Impact & implications
The investment implication is that AI is not just an efficiency tool, but may gradually become a structural competitive variable for retail and consumer companies. Companies with first-party customer data, cross-business deployment capabilities, and governance systems are more likely to convert AI benefits into cost advantages, revenue growth, and higher customer stickiness; however, for companies with limited disclosure, smaller scale, or only pilot-stage adoption, AI’s contribution to financial performance still requires further validation.
Risks
- Public information may underestimate or overestimate the true extent of AI adoption.

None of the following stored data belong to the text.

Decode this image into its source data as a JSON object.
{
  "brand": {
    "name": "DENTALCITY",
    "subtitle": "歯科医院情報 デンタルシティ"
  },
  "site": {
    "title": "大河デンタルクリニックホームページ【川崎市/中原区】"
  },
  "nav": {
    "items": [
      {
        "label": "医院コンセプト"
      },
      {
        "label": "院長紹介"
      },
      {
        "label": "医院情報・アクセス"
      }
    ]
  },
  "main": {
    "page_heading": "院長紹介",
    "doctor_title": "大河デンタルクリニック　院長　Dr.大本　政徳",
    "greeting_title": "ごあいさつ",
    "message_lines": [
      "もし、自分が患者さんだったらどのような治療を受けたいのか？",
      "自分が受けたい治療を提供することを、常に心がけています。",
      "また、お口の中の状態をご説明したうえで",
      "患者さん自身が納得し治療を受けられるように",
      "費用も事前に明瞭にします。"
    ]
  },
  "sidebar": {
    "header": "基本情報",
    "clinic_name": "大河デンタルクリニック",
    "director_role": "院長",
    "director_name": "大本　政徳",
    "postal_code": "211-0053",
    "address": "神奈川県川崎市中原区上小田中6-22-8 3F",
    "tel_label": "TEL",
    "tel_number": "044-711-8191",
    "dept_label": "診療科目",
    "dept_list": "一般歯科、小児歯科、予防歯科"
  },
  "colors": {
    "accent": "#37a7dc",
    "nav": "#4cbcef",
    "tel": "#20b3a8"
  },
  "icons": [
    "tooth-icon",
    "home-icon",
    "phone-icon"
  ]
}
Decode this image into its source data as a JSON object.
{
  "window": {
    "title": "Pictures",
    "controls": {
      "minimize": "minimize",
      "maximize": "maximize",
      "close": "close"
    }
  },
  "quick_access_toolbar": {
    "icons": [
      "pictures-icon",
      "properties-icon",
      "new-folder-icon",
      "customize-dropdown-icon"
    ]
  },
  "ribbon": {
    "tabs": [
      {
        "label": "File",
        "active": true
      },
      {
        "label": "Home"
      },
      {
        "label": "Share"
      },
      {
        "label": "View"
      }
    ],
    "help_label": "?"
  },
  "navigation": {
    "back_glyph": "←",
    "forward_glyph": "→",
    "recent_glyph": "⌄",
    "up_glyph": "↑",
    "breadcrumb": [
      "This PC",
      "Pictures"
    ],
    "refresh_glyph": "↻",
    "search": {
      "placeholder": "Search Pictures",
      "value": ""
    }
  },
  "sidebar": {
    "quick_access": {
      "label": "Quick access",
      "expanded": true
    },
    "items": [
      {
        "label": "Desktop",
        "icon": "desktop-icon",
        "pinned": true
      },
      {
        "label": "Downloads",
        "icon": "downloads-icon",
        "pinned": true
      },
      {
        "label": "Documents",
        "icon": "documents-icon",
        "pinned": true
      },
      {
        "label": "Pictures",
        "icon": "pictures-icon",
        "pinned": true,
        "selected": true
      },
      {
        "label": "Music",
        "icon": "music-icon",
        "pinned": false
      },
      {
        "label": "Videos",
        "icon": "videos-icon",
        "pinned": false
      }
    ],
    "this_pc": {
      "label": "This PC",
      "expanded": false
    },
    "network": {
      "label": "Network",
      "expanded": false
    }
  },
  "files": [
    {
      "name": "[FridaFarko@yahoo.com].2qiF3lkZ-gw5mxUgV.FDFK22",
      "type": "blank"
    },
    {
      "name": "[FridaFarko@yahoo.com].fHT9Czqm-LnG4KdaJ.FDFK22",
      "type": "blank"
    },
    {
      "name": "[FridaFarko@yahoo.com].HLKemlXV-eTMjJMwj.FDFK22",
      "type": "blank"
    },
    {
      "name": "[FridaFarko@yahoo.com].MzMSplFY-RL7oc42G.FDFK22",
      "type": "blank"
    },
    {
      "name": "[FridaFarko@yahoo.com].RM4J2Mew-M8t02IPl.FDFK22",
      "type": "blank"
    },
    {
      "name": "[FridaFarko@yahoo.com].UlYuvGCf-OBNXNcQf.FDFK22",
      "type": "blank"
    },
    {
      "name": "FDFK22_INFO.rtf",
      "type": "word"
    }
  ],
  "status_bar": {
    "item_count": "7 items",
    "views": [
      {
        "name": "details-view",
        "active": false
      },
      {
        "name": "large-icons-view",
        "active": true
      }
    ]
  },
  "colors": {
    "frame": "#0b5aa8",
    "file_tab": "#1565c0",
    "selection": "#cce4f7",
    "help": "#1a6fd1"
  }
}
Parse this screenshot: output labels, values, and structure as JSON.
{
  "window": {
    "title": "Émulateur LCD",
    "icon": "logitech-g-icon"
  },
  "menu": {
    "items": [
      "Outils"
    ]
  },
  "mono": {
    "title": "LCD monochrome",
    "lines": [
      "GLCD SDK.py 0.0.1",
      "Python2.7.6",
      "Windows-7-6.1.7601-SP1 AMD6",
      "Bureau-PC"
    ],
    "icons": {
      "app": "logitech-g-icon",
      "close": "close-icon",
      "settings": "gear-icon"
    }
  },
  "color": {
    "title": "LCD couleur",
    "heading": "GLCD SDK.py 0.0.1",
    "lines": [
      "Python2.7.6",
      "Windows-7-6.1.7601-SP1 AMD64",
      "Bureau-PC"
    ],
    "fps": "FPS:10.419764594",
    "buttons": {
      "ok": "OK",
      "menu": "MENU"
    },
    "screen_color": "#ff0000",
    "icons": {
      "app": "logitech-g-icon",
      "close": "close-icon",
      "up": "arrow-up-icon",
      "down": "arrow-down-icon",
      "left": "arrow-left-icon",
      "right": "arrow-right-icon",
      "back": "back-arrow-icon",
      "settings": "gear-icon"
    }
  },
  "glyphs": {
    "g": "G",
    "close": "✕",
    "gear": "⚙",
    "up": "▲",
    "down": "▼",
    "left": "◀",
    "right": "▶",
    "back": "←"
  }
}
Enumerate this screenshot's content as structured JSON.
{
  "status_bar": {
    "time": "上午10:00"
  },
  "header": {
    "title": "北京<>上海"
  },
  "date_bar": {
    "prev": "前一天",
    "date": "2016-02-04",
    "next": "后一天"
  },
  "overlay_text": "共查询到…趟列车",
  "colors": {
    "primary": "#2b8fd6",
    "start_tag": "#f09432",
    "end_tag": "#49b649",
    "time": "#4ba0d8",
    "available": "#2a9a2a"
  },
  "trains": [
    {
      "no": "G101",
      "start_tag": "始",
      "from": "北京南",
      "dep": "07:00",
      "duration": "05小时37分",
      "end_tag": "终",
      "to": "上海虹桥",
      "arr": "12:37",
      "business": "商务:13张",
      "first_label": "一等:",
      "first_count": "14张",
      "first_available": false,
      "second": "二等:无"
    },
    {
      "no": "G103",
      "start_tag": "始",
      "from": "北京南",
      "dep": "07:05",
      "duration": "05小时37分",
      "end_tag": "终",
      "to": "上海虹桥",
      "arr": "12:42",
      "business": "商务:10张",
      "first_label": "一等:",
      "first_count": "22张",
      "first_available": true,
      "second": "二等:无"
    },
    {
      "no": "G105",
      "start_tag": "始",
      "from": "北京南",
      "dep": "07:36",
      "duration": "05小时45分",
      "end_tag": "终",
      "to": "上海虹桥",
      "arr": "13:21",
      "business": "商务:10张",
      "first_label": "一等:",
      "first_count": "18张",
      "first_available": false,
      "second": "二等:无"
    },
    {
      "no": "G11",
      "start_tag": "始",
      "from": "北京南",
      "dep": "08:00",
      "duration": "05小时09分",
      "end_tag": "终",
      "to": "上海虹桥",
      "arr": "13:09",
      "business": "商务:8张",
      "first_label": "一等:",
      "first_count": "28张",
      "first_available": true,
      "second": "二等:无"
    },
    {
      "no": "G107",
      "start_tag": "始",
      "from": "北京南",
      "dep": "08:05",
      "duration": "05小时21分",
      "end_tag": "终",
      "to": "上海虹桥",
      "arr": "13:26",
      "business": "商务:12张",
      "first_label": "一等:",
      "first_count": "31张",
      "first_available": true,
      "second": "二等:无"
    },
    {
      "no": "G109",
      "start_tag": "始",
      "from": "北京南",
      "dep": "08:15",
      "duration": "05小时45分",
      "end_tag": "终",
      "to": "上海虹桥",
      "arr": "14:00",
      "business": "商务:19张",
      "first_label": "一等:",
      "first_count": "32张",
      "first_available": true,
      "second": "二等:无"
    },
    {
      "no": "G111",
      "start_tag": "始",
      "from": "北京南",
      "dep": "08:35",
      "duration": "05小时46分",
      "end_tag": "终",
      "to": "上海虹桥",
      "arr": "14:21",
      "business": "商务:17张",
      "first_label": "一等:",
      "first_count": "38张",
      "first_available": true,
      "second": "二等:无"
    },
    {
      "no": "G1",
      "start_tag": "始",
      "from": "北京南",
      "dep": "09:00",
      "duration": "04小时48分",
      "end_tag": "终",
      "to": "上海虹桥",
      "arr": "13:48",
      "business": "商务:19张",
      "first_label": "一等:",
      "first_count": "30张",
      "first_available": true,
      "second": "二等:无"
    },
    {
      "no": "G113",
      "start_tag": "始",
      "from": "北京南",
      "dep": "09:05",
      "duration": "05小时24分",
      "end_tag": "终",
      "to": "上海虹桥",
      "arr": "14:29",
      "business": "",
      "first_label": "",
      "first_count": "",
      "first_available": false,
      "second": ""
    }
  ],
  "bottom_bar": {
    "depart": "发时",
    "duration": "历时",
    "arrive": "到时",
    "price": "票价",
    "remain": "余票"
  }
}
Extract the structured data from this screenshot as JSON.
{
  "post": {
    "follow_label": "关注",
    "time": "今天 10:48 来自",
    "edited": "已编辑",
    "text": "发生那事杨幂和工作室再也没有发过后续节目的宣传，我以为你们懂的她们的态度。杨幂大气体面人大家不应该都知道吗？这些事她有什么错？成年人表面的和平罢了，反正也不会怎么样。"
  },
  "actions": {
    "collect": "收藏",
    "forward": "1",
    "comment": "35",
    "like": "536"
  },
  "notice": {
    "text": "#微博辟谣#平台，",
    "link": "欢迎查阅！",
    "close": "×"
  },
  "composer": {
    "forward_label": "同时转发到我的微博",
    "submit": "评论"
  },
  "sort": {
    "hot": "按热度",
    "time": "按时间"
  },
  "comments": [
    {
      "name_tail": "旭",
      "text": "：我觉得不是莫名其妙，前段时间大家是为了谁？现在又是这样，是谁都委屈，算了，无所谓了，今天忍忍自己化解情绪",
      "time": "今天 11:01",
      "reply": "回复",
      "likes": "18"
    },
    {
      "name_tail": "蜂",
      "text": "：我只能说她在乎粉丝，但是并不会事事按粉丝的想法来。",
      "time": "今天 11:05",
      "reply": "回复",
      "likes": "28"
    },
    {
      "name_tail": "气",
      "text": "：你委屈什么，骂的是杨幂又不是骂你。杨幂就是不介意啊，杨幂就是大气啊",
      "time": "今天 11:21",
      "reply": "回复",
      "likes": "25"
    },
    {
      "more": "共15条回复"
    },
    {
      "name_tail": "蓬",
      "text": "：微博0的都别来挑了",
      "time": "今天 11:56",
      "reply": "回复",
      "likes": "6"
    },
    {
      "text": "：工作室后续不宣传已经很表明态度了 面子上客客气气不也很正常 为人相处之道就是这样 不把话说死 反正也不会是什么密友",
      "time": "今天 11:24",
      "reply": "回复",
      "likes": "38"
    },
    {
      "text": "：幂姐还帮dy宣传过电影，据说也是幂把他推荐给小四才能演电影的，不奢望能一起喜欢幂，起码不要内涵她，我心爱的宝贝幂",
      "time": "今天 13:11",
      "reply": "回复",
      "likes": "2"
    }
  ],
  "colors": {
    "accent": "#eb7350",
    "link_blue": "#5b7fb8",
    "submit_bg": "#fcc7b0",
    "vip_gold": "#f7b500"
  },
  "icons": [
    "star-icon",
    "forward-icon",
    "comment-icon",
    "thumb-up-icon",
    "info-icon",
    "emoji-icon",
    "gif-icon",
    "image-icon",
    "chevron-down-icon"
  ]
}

- Companies may disclose less AI progress due to commercial confidentiality, or may overemphasize the AI narrative because of investor attention.
- AI benefits may be partly offset by intensifying competition, consumer acceptance, implementation costs, and governance costs.
- Large-scale AI deployment involves risks related to data privacy, model governance, cybersecurity, employee adoption, and system integration.
- Some projects are still at the pilot or future-planning stage and cannot be directly equated with current financial benefits.
What to watch
- Whether leading companies can expand AI use cases from isolated efficiency gains into cross-business compounding effects.
- Whether CODB, COGS, revenue growth, and working capital efficiency show quantifiable improvement.
- Whether low-disclosure or low-scoring companies later add AI strategy, governance, and implementation case studies.
- Whether U.S. retail AI use cases continue to lead Australia and form replicable pathways for Australian companies.
- Whether AI adoption in product development and innovation rises from its currently low level.
- Whether AI governance requirements increase in regulation, data privacy, and store safety scenarios.